Mme Merkel est d’autant plus attentive à ce risque qu’elle est prise entre la gauche de sa coalition, les sociaux-démocrates, qui la presse d’accepter les propositions françaises, et sa droite, la CSU, l’aile bavaroise de son parti, qui veut à la fois durcir la politique migratoire de l’Allemagne et imposer à tous les pays de l’Union un rééquilibrage de leurs comptes publics avant tout investissement commun. 

C’est une chancelière fragilisée que le président français retrouve demain mais, si lourdes que soient les contraintes allemandes, ces deux dirigeants sont mus par une même volonté d’afficher un front commun à même d’entraîner le reste des 27 dans une unité plus grande que tout menace aujourd’hui mais que tout impose, en même temps, à l’heure des chaos proche-orientaux et de MM. Trump et Poutine. 

Emmanuel Macron et Angela Merkel auront ainsi à fixer la barre : combien d’argent et, surtout, à quel rythme, sur des dossiers que leurs collaborateurs ont plus que largement débroussaillés.

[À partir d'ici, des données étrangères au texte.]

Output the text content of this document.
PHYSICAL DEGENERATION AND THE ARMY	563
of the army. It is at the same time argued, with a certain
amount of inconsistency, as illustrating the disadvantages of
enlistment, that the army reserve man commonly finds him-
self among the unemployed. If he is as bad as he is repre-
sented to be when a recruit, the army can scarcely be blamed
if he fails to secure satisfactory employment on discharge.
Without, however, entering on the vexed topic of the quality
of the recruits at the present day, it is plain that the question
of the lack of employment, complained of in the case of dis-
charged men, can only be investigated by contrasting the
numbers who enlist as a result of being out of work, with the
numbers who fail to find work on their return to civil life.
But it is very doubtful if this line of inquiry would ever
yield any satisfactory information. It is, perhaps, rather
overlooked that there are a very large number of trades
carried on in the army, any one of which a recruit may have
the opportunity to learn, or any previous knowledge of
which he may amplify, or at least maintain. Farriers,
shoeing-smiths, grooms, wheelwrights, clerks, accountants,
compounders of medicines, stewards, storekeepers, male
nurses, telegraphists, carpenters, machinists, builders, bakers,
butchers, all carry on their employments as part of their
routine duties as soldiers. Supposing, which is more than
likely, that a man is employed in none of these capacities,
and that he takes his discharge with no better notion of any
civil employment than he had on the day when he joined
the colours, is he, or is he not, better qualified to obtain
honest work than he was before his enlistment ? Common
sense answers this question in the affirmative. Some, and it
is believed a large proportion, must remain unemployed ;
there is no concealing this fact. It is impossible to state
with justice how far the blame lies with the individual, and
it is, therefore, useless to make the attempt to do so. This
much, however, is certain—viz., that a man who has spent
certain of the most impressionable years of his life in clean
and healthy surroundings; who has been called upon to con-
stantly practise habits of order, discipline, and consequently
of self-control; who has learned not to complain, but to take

La question n’est plus de savoir si la zone euro sera ou non dotée d’un budget propre lui permettant d’investir en commun et de soutenir les plus fragiles de ses membres mais de combien sera la mise initiale. La question n’est plus de savoir si l’on va vers une garantie commune des dépôts bancaires – on y va – mais jusqu’où et en combien de temps. Alors, allegro français ou ma non troppo allemand, les choses vont bouger dans l’Union puisque la zone euro va resserrer ses rangs et que, parallèlement, de nouveaux pas seront faits vers l’Europe de la Défense et qu’il n’est plus impossible que Paris et Berlin ouvrent la voie d’une convergence sur l’immigration. 

Extrêmes ou dures, les droites européennes dénoncent de concert l’afflux de migrants mais, s’il n’y a pas de solution européenne, c’est l’Italie qui en supporte le fardeau. Contrairement à l’Autriche, à la Hongrie ou à la CSU allemande, l’Italie a besoin d’accords entre l’Union et les pays de transit pour qu’ils bloquent les migrants et d’un véritable contrôle commun des frontières européennes – ce que proposent Paris et Berlin. Entre Angela Merkel et Emmanuel Macron, autrement dit, les quatre heures de demain pèseront lourd, vraiment lourd.